Location
- Greene County, North Carolina United States

District information
- Type: Public
- Grades: PK–12
- Superintendent: Patrick C. Miller
- Asst. superintendent(s): Pat MacNeill
- Schools: 6
- Budget: $ 35,153,000
- NCES District ID: 3701830

Students and staff
- Students: 3,348
- Teachers: 231.29 (on FTE basis)
- Staff: 249.45 (on FTE basis)
- Student–teacher ratio: 14.48:1

Other information
- Website: www.gcsedu.org

= Greene County Schools (North Carolina) =

School district in North Carolina, United States

Green County Schools is a PK–12 graded school district serving Greene County, North Carolina. Its six schools serve 3,348 students as of the 2010–11 school year.

==History==
African Americans often made up the majority of the student population in the county schools. In 1959, Black students accounted for 54% of the system's enrollment. That year, after a bond referendum was passed the previous year to build a new White-only school in the county, a boycott was begun of the school system on February 10. The next day, 34 of the bus drivers refused to run their routes. The strike lasted four days and affected approximately 2800 black students in the county. It was resolved after parents were able to meet with school board members and work to move up the date for voting on a bond referendum for improvements to the county's Black high school.

In 2005, former Senator John Edwards established a model scholarship program in the Green County Schools system that he touted during his 2008 US presidential campaign.
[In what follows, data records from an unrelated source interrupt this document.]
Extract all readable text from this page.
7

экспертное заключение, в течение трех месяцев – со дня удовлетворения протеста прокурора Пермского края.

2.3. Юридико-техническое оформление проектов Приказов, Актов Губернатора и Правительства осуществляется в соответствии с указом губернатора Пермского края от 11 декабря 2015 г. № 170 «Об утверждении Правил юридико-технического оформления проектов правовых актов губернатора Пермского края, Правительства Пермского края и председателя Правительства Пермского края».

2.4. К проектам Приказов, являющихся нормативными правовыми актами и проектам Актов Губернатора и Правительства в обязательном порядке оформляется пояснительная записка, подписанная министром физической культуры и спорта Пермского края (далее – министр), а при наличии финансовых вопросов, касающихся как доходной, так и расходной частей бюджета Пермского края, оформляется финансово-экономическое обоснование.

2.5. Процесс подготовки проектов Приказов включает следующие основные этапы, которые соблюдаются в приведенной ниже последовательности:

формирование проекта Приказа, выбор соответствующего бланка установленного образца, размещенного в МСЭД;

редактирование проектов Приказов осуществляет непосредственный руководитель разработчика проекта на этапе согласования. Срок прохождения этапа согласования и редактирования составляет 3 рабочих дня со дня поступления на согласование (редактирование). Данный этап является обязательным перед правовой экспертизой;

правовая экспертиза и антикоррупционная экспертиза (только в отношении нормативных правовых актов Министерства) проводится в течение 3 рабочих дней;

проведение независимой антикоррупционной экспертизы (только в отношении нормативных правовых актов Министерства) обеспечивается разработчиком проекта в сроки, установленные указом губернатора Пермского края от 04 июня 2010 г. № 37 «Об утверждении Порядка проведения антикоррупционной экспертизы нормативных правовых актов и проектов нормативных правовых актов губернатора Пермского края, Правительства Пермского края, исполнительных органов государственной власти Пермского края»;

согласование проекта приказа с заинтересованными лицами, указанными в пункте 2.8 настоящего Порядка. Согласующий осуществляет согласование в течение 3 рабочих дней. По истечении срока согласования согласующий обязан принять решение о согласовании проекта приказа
The College for Everyone program was administered by Edwards' Center for Promise and Opportunity Foundation. After Edwards lost his bid for the Democratic Party nomination, he ended the program in 2008.

==Student demographics==
For the 2010–11 school year, Green County Schools had a total population of 3,348 students and 249.45 teachers on a (FTE) basis. This produced a student-teacher ratio of 14.48:1. That same year, out of the student total, the gender ratio was 51% male to 49% female. The demographic group makeup was: Black, 41%; White, 32%; Hispanic, 25%; American Indian, 0%; and Asian/Pacific Islander, 0% (two or more races: 1%). For the same school year, 77.91% of the students received free and reduced-cost lunches.

==Governance==
The primary governing body of Green County Schools follows a council–manager government format with a five-member Board of Education appointing a Superintendent to run the day-to-day operations of the system. The school system currently resides in the North Carolina State Board of Education's Second District.

===Board of education===
The five members of the Board of Education generally meet on the second and fourth Mondays of each month. The board members are elected to four-year staggered terms and are partisan offices. The current members of the board are: Pat Adams, Jasper Barfield, Jr., Leisa Batts, Joe Smith, and Tina West Murphy. All are Democratic Party members.

===Superintendent===
The superintendent of the system is Patrick C. Miller. He was hired to the position in 2008 after former superintendent Stephen Mazingo left to become headmaster of Arendell Parrott Academy in Kinston, North Carolina. Miller had previously worked for the Green County Schools system at both the elementary and high schools. Pat MacNeill is the assistant superintendent.

==Member schools==
Green County Schools has six schools ranging from pre-kindergarten to twelfth grade. Those nine schools are separated into two high schools (Greene Central High School and Greene County Early College High School) and one each of a middle school (Green County Middle School; grades 6–8), intermediate school (Green County Intermediate School; grades 4–5), elementary school (West Green Elementary School; grades 2–3), and primary school (Snow Hill Primary School; grades PK–1). All schools are located in Snow Hill.

Among the newest schools built are the early college, opened in 2006 through a partnership with Lenoir Community College, and the intermediate school, which opened in 2012.

In April, 2011, tornadoes in the area completely demolished the middle school. The students finished the year at the county's high school. Modular units were erected for the next school year. Reconstruction of the building should be completed by May, 2013.

===Former schools===
Former schools in the district include the Snow Hill Colored High School, a Rosenwald School built in the 1920s, which served African American students in Green County. It ceased operations as a school after desegregation. The property is now owned by Lenoir Community College and was listed on the National Register of Historic Places on August 28, 2003 (NRHP Reference#:03000853).

==Awards==
The Greene County Schools system has had one school recognized as a Blue Ribbon School: Snow Hill Primary School (1998–99). Greene County Intermediate School won an award for their Leadership in Energy and Environmental Design (LEED) blueprint. They took the first place award in Excellence in Architectural Design category by the North Carolina School Boards Association.